Эндерс хотел втащить меня за рукав в трамвай, но я вырвался, дождался, когда трамвай скроется за углом, подбежал к остановке на противоположной стороне улицы, где до сих пор еще ходит шестнадцатый номер, проехал через тихие пригороды к Рейну, а потом снова прочь от Рейна и все дальше от города, пока трамвай не завернул наконец на круг к конечной остановке, петляя между гравийными карьерами и бараками. Лучше бы сейчас была зима, думал я, зима, холод, дождь и небо, покрытое тучами, но зимы не было, и все казалось мне невыносимым; плутая между огородами, я видел абрикосы и горох, помидоры и капусту; я слышал, как дребезжат пивные бутылки и звонит колокольчик мороженщика, который стоял на перекрестке и накладывал ванильное мороженое в ломкие вафли. Как они только могут, думал я, как они могут есть мороженое, пить пиво и мять в руках абрикосы в то время, как Ферди… Было около полудня, я скармливал свои бутерброды угрюмым курам, которые чертили неясные геометрические фигуры на грязной земле во дворе у старьевщика; из окна раздался женский голос: "Ты читал про этого мальчика, которого…", – и мужской голос произнес в ответ: "Молчи же, черт побери, знаю…" Я бросил бутерброды курам, побежал дальше и начал блуждать между железнодорожными насыпями и ямами с грунтовой водой, добрался опять до какой-то конечной остановки, проехал через незнакомые пригороды, вышел, вывернул наизнанку карманы брюк: на серую дорогу тоненькой струйкой посыпался черный порох; я побежал дальше, снова замелькали железнодорожные насыпи, склады, фабрики, огороды, дома; в каком-то кино кассирша как раз подняла стекло в окошке: "Сеанс в три часа". Было ровно три. "Пятьдесят пфеннигов". Я был единственным зрителем; железная крыша кино плавилась от жары; любовь… кровь… обманутый любовник обнажил нож… Я заснул и проснулся лишь в тот момент, когда зрители с шумом устремились в зал на шестичасовой сеанс; шатаясь, я вышел на улицу. Где я забыл свой школьный портфель? В кино? А может, у гравийного карьера, я долго сидел там, наблюдая за мокрыми грузовиками. Возможно также, портфель остался в том месте, где я бросал хлеб угрюмым курам. Когда я слышал голос Ферди по телефону, вчера или позавчера? "Ты ведь придешь в кафе "Цонз", как условлено?" Пауза. "Придешь или не придешь?" – "Приду".
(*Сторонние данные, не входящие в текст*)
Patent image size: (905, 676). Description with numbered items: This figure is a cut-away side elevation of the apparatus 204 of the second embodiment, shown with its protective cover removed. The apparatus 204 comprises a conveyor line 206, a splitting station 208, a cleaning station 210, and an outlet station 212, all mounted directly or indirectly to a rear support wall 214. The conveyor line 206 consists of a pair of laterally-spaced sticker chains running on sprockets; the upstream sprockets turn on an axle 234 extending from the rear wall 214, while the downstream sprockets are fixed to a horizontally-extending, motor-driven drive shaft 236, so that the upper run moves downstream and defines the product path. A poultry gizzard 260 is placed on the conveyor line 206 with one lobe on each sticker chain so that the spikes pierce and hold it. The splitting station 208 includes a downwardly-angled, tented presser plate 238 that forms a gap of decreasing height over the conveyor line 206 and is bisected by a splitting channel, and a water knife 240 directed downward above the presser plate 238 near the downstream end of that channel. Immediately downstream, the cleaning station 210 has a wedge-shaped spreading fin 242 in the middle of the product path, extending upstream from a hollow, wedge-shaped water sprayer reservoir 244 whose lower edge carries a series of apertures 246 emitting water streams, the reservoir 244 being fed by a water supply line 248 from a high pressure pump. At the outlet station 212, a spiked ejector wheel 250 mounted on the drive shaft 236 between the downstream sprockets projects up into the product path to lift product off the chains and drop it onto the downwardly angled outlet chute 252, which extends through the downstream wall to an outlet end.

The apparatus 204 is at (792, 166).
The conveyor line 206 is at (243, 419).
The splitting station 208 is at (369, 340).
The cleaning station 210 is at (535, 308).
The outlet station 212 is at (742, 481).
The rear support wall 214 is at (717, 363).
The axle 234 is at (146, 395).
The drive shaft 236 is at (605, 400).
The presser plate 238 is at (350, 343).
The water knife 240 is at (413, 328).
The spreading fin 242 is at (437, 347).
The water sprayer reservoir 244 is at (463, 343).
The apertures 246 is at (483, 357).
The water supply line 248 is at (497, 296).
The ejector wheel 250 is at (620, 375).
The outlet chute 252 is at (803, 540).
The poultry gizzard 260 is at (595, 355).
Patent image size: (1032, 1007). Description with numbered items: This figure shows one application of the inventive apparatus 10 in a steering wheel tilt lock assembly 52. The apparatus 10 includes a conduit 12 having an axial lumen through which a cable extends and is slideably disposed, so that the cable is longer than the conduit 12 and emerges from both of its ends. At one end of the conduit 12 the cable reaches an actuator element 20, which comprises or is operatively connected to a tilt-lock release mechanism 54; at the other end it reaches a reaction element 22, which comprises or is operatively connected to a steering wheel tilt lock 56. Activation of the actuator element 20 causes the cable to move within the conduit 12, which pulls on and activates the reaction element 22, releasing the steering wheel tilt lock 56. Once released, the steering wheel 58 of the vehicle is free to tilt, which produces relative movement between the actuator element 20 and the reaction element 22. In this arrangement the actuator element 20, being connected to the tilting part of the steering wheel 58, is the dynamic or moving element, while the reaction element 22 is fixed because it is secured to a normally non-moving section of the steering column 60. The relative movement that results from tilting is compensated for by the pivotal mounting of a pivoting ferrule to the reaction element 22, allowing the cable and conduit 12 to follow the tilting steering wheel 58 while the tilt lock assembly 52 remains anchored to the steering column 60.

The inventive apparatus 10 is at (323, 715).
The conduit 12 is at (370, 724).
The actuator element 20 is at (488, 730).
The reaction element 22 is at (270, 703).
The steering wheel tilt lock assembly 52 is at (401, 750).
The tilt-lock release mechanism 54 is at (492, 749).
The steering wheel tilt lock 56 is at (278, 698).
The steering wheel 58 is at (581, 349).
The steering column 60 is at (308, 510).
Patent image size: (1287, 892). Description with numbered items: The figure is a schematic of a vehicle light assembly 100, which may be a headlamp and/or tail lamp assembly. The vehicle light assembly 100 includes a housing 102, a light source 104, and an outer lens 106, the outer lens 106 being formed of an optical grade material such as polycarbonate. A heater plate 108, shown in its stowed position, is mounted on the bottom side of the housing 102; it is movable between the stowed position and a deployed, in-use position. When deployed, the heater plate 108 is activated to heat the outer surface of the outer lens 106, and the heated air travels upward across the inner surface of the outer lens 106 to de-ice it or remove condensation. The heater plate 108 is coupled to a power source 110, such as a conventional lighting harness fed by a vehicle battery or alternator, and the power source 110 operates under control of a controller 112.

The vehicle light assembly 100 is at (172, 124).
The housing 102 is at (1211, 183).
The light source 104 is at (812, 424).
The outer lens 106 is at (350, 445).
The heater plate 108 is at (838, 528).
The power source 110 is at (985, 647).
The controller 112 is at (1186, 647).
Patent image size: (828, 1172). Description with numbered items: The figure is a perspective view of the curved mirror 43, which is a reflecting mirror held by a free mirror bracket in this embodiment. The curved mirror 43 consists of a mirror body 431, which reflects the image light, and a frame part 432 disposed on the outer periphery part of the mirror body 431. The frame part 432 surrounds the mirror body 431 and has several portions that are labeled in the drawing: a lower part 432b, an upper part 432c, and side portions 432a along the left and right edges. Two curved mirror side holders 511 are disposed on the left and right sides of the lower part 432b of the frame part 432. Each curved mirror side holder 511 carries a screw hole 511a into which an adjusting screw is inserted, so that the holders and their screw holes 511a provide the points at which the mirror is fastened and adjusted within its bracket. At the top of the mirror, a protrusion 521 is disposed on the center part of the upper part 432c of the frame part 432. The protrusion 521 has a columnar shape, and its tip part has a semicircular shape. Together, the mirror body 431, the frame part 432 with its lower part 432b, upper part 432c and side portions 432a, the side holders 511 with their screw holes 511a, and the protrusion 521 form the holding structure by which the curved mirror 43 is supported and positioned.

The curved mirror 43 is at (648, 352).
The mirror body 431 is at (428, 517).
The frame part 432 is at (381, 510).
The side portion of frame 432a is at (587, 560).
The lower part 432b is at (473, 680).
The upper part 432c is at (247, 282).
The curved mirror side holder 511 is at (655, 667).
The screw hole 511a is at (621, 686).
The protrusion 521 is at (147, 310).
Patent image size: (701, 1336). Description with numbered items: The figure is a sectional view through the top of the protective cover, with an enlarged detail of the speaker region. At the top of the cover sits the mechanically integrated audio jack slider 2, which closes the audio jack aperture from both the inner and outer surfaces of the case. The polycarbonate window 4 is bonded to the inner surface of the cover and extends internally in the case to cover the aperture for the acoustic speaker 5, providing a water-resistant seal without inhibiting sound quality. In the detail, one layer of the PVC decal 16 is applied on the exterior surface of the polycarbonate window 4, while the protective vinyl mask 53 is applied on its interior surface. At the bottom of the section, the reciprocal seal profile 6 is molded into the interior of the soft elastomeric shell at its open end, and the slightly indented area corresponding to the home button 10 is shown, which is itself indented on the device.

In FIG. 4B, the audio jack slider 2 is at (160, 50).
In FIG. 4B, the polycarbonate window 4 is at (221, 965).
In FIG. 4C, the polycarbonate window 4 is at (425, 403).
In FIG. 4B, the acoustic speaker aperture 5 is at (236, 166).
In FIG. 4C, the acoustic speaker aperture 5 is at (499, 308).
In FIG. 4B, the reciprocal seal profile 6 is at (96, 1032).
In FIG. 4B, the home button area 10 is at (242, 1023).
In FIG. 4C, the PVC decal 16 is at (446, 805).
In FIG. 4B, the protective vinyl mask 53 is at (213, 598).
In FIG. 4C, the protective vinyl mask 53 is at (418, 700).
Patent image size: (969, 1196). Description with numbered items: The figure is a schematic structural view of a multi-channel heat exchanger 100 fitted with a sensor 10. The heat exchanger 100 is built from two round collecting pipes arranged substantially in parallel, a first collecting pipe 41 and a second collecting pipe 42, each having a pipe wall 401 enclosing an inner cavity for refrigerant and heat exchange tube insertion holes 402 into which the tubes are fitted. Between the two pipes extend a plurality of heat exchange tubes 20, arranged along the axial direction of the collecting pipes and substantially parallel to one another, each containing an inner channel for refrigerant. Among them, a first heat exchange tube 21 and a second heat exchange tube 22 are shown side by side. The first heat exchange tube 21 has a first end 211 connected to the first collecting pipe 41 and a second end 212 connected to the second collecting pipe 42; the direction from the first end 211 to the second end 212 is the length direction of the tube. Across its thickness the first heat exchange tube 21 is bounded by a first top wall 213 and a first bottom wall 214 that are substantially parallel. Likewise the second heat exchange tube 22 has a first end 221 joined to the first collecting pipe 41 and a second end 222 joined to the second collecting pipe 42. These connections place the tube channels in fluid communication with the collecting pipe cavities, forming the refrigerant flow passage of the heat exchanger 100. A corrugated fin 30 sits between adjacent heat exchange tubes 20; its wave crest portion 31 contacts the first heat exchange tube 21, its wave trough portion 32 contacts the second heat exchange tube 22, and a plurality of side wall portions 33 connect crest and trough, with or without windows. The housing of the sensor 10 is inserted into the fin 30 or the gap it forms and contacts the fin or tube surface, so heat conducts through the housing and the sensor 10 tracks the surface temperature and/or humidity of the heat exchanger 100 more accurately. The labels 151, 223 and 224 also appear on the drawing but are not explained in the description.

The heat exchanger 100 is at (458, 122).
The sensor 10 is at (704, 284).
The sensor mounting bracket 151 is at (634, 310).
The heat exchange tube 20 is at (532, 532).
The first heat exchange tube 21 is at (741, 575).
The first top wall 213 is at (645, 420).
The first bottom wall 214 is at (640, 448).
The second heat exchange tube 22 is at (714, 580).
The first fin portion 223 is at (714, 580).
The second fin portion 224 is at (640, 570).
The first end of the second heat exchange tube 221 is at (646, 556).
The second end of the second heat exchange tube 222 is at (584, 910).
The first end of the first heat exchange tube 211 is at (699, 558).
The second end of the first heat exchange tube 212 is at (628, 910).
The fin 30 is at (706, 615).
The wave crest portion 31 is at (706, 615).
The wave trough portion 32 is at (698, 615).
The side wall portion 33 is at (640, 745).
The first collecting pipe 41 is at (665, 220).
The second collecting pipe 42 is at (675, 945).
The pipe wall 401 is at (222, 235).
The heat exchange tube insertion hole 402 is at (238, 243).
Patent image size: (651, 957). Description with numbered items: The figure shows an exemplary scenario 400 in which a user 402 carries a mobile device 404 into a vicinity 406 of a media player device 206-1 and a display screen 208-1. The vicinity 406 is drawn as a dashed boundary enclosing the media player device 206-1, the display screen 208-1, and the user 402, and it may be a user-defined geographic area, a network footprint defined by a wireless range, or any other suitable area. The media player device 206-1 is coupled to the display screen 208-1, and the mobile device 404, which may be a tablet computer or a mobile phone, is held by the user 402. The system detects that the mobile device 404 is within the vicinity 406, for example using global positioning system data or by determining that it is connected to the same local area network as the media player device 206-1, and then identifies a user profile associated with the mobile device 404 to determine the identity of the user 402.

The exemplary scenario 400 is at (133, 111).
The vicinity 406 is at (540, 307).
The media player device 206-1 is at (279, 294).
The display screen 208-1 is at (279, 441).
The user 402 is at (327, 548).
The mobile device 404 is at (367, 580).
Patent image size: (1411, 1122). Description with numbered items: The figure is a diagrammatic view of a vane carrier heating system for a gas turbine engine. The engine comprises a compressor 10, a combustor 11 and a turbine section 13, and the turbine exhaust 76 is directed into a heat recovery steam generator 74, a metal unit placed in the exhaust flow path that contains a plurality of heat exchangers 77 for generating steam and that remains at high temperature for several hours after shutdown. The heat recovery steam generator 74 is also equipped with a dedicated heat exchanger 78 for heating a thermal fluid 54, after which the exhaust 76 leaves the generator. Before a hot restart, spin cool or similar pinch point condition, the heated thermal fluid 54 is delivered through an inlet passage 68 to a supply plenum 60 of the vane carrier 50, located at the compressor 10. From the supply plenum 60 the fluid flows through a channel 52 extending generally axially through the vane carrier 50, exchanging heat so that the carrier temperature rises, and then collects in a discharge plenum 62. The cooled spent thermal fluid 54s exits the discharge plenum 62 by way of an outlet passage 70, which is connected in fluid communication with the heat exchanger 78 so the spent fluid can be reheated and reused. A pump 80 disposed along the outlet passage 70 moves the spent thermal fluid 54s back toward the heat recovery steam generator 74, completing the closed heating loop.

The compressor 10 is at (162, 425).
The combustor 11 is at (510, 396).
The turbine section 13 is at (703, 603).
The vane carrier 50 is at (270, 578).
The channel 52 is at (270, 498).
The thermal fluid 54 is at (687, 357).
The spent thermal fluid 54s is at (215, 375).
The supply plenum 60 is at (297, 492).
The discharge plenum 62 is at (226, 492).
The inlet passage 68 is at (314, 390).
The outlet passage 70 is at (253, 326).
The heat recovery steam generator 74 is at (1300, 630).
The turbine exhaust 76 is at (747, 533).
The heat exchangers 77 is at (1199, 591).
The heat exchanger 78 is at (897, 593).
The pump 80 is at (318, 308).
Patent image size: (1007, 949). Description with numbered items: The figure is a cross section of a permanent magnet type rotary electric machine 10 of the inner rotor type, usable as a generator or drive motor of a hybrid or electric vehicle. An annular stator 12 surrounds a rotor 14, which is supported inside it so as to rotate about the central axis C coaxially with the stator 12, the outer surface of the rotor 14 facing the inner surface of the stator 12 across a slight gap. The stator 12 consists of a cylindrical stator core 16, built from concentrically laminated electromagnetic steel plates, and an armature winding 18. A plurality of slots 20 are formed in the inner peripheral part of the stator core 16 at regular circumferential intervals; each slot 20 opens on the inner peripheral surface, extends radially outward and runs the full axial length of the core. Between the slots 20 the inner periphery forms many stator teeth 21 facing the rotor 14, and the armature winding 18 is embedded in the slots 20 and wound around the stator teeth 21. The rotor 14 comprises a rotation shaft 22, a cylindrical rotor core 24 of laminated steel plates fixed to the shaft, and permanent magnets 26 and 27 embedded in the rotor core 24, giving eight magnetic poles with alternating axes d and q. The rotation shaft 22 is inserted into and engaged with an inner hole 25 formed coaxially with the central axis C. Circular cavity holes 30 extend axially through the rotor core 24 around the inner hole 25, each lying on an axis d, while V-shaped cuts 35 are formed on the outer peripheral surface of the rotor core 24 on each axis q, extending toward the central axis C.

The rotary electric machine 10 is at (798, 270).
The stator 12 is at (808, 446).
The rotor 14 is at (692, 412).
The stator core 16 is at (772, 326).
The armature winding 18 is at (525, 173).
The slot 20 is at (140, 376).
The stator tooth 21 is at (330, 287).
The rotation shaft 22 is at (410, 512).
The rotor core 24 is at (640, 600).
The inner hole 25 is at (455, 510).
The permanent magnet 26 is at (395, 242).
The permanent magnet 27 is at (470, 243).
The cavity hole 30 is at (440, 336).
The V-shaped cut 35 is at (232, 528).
Свидание с обезглавленным. Глупость, которая уже сейчас казалась мне священной, потому что за нее пришлось платить дорогой ценой. Вчера перед кафе "Цонз" меня ожидал Неттлингер. Они привели меня на Вильхельмскуле, избили бичом из колючей проволоки, исполосовали мне всю спину; сквозь ржавые решетки на окнах я видел откос, где играл ребенком; мяч все время скатывался по склону, и я то и дело сползал вниз и подымал мяч, боязливо вглядываясь в ржавые решетки; у меня было такое чувство, будто там, за грязными стеклами, свершаются недобрые дела; Неттлингер живого места на мне не оставил.
В камере я попытался снять с себя рубаху, но рубаха и кожа были совершенно искромсаны, они превратились в сплошное месиво, и, когда я тянул за воротник и за рукава рубахи, мне казалось, что я через голову сдираю с себя кожу.
Нелегко даются такие мгновения; усталый, стоял я у балюстрады старой таможни, ощущая не столько гордость за то, что отмечен врагами, сколько боль; голова моя опустилась на перила, губы коснулись ржавых железных прутьев; было приятно ощущать во рту горечь старого железа; до Тришлеров – всего лишь минута ходу, там я узнаю, ожидают ли они меня. Я испугался: какой-то рабочий с котелком под мышкой шел вверх по улице, а потом скрылся в воротах лавки строительных материалов. Спускаясь по лестнице, я так крепко вцепился в перила, что к ладоням пристала ржавчина.
От веселого перестука клепальных молотков, который я слышал здесь семь лет назад, остался сейчас только слабый отголосок; всего лишь один молоток стучал на понтоне, где какой-то старик разбирал лодку: гайки, загремев, падали в коробку, доски ударялись о землю, и по стуку было ясно, что они совсем гнилые; старик выслушивал мотор так, как выслушивают сердце любимого существа; он низко нагибался, вытаскивая из лодки различные детали – болты, крышки, насадки; потом он поднял к свету цилиндр и, прежде чем бросить его в коробку с гайками, долго разглядывал и даже обнюхивал; за лодкой стоял старый ворот, на котором висел обрывок каната, гнилой, как истлевший чулок.